1.        Review the information systems used to administer and manage benefit plans and other human resources functions to determine which, if any, have potential Y2K problems.

2.        Assess whether the organization can address its internal Y2K problems with existing personnel or whether it must outsource to address potential problems.

3.        Hire technical experts to audit plan systems and correct potential problems.

4.        Review the work performed by outside providers in maintaining or processing any employee benefit plan.

5.        Question outside service providers as to their Y2K compliance and procedures and require them to provide a written statement outlining their Y2K readiness.  Consider the possibility of obtaining indemnification from service providers.

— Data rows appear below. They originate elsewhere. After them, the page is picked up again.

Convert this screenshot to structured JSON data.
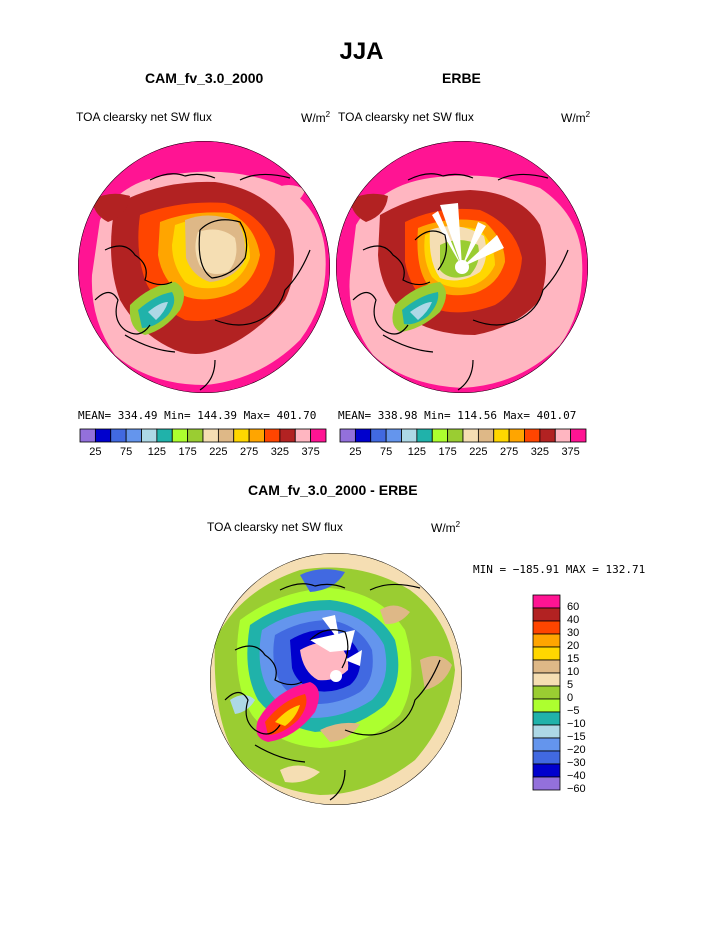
{
  "figure": {
    "season_title": "JJA",
    "diff_title": "CAM_fv_3.0_2000 - ERBE",
    "diff_variable": "TOA clearsky net SW flux",
    "diff_units": "W/m",
    "diff_units_exp": "2",
    "diff_stats": "MIN = −185.91  MAX = 132.71"
  },
  "chart_data": [
    {
      "type": "heatmap",
      "projection": "north-polar-stereographic",
      "title": "CAM_fv_3.0_2000",
      "variable": "TOA clearsky net SW flux",
      "units": "W/m",
      "units_exp": "2",
      "stats_text": "MEAN= 334.49   Min= 144.39   Max= 401.70",
      "mean": 334.49,
      "min": 144.39,
      "max": 401.7,
      "colorbar_levels": [
        25,
        50,
        75,
        100,
        125,
        150,
        175,
        200,
        225,
        250,
        275,
        300,
        325,
        350,
        375
      ],
      "colorbar_labels": [
        "25",
        "75",
        "125",
        "175",
        "225",
        "275",
        "325",
        "375"
      ],
      "colors": [
        "#9370db",
        "#0000cd",
        "#4169e1",
        "#6495ed",
        "#add8e6",
        "#20b2aa",
        "#adff2f",
        "#9acd32",
        "#f5deb3",
        "#deb887",
        "#ffd700",
        "#ffa500",
        "#ff4500",
        "#b22222",
        "#ffb6c1",
        "#ff1493"
      ]
    },
    {
      "type": "heatmap",
      "projection": "north-polar-stereographic",
      "title": "ERBE",
      "variable": "TOA clearsky net SW flux",
      "units": "W/m",
      "units_exp": "2",
      "stats_text": "MEAN= 338.98   Min= 114.56   Max= 401.07",
      "mean": 338.98,
      "min": 114.56,
      "max": 401.07,
      "colorbar_levels": [
        25,
        50,
        75,
        100,
        125,
        150,
        175,
        200,
        225,
        250,
        275,
        300,
        325,
        350,
        375
      ],
      "colorbar_labels": [
        "25",
        "75",
        "125",
        "175",
        "225",
        "275",
        "325",
        "375"
      ],
      "colors": [
        "#9370db",
        "#0000cd",
        "#4169e1",
        "#6495ed",
        "#add8e6",
        "#20b2aa",
        "#adff2f",
        "#9acd32",
        "#f5deb3",
        "#deb887",
        "#ffd700",
        "#ffa500",
        "#ff4500",
        "#b22222",
        "#ffb6c1",
        "#ff1493"
      ]
    },
    {
      "type": "heatmap",
      "projection": "north-polar-stereographic",
      "title": "CAM_fv_3.0_2000 - ERBE",
      "variable": "TOA clearsky net SW flux",
      "min": -185.91,
      "max": 132.71,
      "colorbar_labels": [
        "60",
        "40",
        "30",
        "20",
        "15",
        "10",
        "5",
        "0",
        "−5",
        "−10",
        "−15",
        "−20",
        "−30",
        "−40",
        "−60"
      ],
      "colors": [
        "#ff1493",
        "#b22222",
        "#ff4500",
        "#ffa500",
        "#ffd700",
        "#deb887",
        "#f5deb3",
        "#9acd32",
        "#adff2f",
        "#20b2aa",
        "#add8e6",
        "#6495ed",
        "#4169e1",
        "#0000cd",
        "#9370db"
      ]
    }
  ]
}
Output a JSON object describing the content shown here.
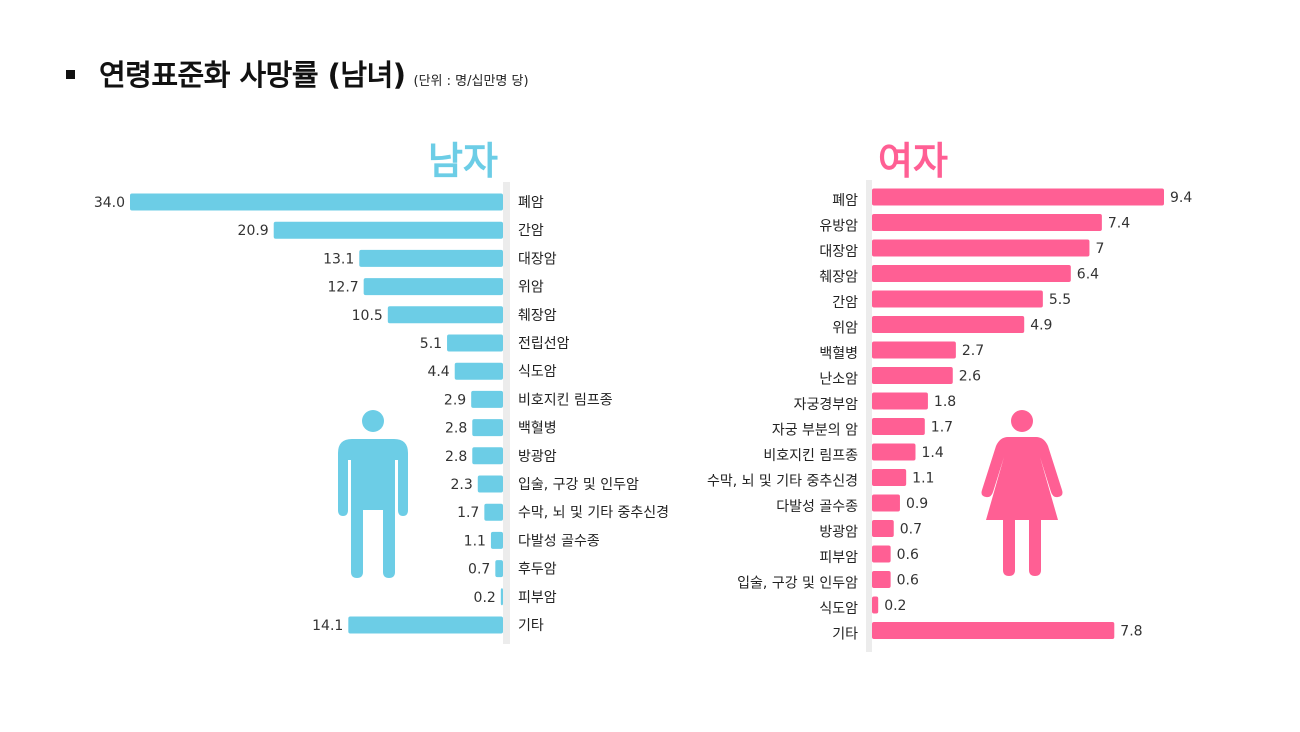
{
  "header": {
    "title": "연령표준화 사망률 (남녀)",
    "unit": "(단위 : 명/십만명 당)"
  },
  "colors": {
    "male": "#6ccde6",
    "female": "#ff5f94",
    "axis": "#ececec"
  },
  "icons": {
    "male": "male-figure-icon",
    "female": "female-figure-icon"
  },
  "chart_data": [
    {
      "type": "bar",
      "orientation": "horizontal",
      "title": "남자",
      "categories": [
        "폐암",
        "간암",
        "대장암",
        "위암",
        "췌장암",
        "전립선암",
        "식도암",
        "비호지킨 림프종",
        "백혈병",
        "방광암",
        "입술, 구강 및 인두암",
        "수막, 뇌 및 기타 중추신경",
        "다발성 골수종",
        "후두암",
        "피부암",
        "기타"
      ],
      "values": [
        34.0,
        20.9,
        13.1,
        12.7,
        10.5,
        5.1,
        4.4,
        2.9,
        2.8,
        2.8,
        2.3,
        1.7,
        1.1,
        0.7,
        0.2,
        14.1
      ],
      "value_labels": [
        "34.0",
        "20.9",
        "13.1",
        "12.7",
        "10.5",
        "5.1",
        "4.4",
        "2.9",
        "2.8",
        "2.8",
        "2.3",
        "1.7",
        "1.1",
        "0.7",
        "0.2",
        "14.1"
      ],
      "xlim": [
        0,
        34.0
      ]
    },
    {
      "type": "bar",
      "orientation": "horizontal",
      "title": "여자",
      "categories": [
        "폐암",
        "유방암",
        "대장암",
        "췌장암",
        "간암",
        "위암",
        "백혈병",
        "난소암",
        "자궁경부암",
        "자궁 부분의 암",
        "비호지킨 림프종",
        "수막, 뇌 및 기타 중추신경",
        "다발성 골수종",
        "방광암",
        "피부암",
        "입술, 구강 및 인두암",
        "식도암",
        "기타"
      ],
      "values": [
        9.4,
        7.4,
        7,
        6.4,
        5.5,
        4.9,
        2.7,
        2.6,
        1.8,
        1.7,
        1.4,
        1.1,
        0.9,
        0.7,
        0.6,
        0.6,
        0.2,
        7.8
      ],
      "value_labels": [
        "9.4",
        "7.4",
        "7",
        "6.4",
        "5.5",
        "4.9",
        "2.7",
        "2.6",
        "1.8",
        "1.7",
        "1.4",
        "1.1",
        "0.9",
        "0.7",
        "0.6",
        "0.6",
        "0.2",
        "7.8"
      ],
      "xlim": [
        0,
        9.4
      ]
    }
  ]
}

6.        Consider whether the plan needs to switch contracts to other service providers.  However, be mindful that switching providers may take several months.

7.        Consider the viability of fiduciary and/or Directors’ and Officers’ Liability Insurance.  If insurance is already in place, determine whether it covers the Y2K issue.

8.        Determine whether compliance costs can be reimbursed by the plan.

9.        Establish contingency plans.

10.        Notify participants and beneficiaries of Y2K readiness.

The sound of popping champagne corks signaling the start of the next one thousand years is just months away.  Taking steps to minimize Y2K problems now can make the day after the new year stress-free, and the years following, litigation-free.  

#1.   29 U.S.C. § 1001 et seq.
#2.   ERISA § 3(21)(A), 29 U.S.C. § 1002(21)(a).
#3.   Blatt v. Marshall & Lassman, 812 F. 2d 810 (2d Cir. 1987).
#4.   Id.
#5.   Id.
#6.   ERISA § 409(a), 29 U.S.C. § 1109(a).
#7.   Lockheed Corp. v. Spink, 517 U.S. 882 (1996); Curtiss-Wright Corp. v. Schoonejongen, 514 U.S. 73 (1995); Siskind v. Sperry Retirement Program, 47 F. 3d 498 (2d Cir. 1995).

#8.   ERISA § 404(a)(1), 29 U.S.C. § 1104(a)(1).
#9.   Donovan v. Bierwirth, 680 F. 2d 263, 272 n8 (2d Cir. 1982).
#10. Morse v. Stanley, 732 F. 2d 1139, 1145 (2d Cir. 1984).
#11. Brock v. Henershatt, 840 F. 2d 339 (6th Cir. 1988).
#12. ERISA §§ 403(c)(1) and 404(a)(1)(A), 29 U.S.C. § 1103(c)(1) and 29 U.S.C. § 1104(a)(1)(A).